Revisiting the Efficiency of your Life Insurance Plan


A common issue upon which I revisit with clients on a regular basis is the efficiency of their life insurance.  Typically people will have either an old policy that was taken out when they first started their career and/or a specific amount provided by an employer.  While updating your coverage to a new policy can sometimes lower your costs with greater amounts of coverage because of the changing nature of insurance company mortality tables, often the original intention of the insurance has changed for the person.  For me, the question of reviewing their coverage always starts with the “Why?” question.  Why did you initially set up this coverage?
In my estimation, the main reasons for having life insurance protection in place are as follows:
  • Income Replacement—purchasing enough coverage that would provide your heirs or dependents with enough money to replace the income you would have provided during your working years.  From a cost efficiency standpoint, this can often be accomplished through buying a term policy with a term that matches the number of working years remaining before retirement—with the idea that you are using the cost savings to fund retirement plans.
  • Estate Tax Mitigation—purchasing permanent insurance coverage (sometimes via an irrevocable life insurance trust) to mitigate estate taxes that will be owed by your beneficiaries upon your passing.  While this type of plan should be orchestrated with an estate planning attorney, it can be helpful when estates are in excess of the government’s estate tax threshold (currently estates valued at $5MM).

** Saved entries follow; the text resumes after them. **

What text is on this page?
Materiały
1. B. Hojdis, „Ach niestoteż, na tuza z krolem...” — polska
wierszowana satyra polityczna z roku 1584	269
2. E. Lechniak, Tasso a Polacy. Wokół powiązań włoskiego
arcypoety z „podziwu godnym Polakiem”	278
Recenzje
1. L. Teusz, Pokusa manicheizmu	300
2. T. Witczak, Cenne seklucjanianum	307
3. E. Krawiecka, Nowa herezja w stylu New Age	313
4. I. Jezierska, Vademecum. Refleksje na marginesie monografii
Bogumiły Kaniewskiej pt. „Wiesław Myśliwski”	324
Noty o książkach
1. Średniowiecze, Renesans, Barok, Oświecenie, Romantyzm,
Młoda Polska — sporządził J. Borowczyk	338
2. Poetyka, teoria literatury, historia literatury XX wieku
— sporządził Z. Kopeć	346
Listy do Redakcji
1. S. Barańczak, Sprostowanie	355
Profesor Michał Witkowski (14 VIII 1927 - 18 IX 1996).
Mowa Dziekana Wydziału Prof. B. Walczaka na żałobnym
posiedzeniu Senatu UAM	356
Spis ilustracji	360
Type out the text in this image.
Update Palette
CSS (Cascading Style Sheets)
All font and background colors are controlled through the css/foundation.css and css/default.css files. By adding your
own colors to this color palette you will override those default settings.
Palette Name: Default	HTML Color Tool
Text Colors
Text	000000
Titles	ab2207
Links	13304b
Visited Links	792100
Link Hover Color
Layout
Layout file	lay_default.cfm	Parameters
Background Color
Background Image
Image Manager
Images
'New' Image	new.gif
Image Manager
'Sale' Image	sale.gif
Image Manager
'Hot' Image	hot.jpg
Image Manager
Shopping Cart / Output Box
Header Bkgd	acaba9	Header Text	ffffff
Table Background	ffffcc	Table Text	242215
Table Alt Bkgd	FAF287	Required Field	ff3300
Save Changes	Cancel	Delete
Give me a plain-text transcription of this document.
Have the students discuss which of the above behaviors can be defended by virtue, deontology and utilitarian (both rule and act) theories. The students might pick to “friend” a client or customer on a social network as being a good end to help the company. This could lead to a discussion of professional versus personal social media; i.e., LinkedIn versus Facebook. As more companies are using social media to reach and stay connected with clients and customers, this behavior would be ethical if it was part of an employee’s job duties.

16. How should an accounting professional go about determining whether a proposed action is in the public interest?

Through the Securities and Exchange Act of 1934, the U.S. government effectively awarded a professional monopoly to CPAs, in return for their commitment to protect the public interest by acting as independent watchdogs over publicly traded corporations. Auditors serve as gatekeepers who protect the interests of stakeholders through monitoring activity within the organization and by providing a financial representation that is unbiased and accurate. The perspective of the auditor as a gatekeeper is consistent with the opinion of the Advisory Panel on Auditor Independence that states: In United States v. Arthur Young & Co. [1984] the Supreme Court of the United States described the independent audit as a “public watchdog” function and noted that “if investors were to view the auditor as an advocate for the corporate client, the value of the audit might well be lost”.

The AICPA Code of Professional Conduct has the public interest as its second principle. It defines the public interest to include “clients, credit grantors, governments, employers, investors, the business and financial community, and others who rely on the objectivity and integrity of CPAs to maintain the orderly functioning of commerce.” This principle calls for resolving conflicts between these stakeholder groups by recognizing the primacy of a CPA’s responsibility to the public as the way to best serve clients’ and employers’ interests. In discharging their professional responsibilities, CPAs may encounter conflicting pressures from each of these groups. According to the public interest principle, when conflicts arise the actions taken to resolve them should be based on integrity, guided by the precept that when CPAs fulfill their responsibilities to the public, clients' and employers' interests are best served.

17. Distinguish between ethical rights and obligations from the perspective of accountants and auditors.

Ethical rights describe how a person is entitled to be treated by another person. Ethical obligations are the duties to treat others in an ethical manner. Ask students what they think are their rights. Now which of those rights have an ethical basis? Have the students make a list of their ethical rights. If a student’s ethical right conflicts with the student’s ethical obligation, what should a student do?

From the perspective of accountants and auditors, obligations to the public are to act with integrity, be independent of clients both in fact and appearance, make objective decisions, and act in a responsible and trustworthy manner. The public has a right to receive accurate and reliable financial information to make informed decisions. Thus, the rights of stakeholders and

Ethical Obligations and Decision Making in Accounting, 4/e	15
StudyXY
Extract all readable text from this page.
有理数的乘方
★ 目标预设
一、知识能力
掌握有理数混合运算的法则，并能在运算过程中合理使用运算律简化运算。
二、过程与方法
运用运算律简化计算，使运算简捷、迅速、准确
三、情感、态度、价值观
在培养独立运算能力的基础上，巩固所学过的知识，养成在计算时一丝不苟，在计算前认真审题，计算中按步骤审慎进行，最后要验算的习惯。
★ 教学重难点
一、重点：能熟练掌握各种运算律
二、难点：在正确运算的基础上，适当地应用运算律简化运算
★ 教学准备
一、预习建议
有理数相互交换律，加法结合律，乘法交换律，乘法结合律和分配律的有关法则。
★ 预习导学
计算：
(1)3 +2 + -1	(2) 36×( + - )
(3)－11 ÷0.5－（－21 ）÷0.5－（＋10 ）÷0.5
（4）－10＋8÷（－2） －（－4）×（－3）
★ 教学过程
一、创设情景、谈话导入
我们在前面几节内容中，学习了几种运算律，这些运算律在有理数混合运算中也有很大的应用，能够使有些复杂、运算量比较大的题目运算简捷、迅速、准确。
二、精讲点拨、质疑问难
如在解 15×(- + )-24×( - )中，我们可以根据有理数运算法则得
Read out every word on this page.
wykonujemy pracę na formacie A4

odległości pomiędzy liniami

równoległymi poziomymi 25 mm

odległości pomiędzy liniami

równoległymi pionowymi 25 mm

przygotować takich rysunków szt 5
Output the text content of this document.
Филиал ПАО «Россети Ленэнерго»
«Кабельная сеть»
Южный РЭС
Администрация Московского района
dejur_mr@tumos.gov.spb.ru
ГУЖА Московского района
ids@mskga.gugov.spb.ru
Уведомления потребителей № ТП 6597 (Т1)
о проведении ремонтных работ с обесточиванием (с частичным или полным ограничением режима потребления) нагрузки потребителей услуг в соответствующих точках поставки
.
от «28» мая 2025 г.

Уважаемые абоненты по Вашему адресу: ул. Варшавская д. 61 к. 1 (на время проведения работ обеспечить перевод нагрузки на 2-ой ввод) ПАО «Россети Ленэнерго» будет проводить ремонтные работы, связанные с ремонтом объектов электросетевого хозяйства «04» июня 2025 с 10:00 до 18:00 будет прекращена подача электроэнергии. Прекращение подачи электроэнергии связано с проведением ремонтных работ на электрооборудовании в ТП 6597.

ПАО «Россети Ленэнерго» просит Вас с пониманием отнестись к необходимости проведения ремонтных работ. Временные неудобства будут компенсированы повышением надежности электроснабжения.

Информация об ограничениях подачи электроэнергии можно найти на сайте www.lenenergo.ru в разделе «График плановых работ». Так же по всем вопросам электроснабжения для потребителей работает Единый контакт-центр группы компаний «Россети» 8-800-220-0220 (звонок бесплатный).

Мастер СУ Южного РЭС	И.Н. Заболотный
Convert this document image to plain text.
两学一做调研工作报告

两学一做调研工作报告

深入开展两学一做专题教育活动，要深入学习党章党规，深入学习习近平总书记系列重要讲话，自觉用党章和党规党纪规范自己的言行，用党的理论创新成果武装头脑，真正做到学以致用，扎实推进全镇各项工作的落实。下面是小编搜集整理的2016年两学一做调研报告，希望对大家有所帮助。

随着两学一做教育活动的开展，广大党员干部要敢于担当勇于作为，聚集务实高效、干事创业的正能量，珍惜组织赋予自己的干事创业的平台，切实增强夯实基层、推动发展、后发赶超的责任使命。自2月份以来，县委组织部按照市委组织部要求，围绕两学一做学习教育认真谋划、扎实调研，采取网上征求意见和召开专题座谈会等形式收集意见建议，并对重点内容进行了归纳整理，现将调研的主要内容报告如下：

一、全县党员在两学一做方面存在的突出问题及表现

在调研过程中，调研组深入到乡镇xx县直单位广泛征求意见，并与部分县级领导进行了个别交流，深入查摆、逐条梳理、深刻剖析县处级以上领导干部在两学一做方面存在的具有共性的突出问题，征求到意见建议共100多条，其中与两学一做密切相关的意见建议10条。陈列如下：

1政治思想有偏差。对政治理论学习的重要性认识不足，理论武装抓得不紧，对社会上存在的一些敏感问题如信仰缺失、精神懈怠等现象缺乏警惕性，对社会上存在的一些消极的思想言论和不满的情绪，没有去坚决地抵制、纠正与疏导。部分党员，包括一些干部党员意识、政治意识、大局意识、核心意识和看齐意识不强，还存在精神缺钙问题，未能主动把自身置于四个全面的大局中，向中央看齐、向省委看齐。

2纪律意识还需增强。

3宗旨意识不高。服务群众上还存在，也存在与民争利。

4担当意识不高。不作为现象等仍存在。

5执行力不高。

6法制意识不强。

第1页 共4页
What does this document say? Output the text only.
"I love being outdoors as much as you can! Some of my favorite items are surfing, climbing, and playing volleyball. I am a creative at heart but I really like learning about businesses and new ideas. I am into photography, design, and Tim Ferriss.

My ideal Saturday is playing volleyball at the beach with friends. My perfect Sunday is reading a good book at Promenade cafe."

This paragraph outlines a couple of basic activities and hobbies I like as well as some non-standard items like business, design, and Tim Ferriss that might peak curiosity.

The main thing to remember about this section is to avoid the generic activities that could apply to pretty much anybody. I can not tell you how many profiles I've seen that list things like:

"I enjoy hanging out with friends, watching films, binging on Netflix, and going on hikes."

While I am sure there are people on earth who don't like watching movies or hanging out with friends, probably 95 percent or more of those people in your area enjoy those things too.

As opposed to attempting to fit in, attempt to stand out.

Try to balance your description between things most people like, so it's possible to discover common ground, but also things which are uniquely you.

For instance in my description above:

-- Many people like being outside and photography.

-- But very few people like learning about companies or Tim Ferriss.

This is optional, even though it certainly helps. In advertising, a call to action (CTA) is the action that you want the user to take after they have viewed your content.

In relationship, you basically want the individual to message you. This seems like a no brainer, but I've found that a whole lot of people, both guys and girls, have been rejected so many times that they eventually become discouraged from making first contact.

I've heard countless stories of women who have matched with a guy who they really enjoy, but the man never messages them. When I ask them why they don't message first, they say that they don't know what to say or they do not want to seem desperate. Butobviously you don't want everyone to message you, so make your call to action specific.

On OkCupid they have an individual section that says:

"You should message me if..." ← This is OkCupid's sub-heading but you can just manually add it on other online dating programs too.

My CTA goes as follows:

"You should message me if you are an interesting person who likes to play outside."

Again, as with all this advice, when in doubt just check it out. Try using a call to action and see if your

  • Tax-Favorable Savings Vehicle—For those people who are max funding retirement savings plans, Roth IRAs, personal savings, and emergency funds, a permanent life insurance policy could be a good way to grow cash value in tax-favorable way.  This typically is not a cost-viable plan until these other types of savings vehicles are being maximized.
I believe it is important to be careful with the overall cost of your life insurance plan.  Do not make the premium cost an impediment to other savings vehicles (especially tax-deferred savings potential).  When looking particularly at permanent life policies, be careful not to make it too large of a cash-flow item in the retirement budget.  It is always best to review your life insurance plan to be sure that it fits with the rest of the elements in your financial plan an overall wealth management.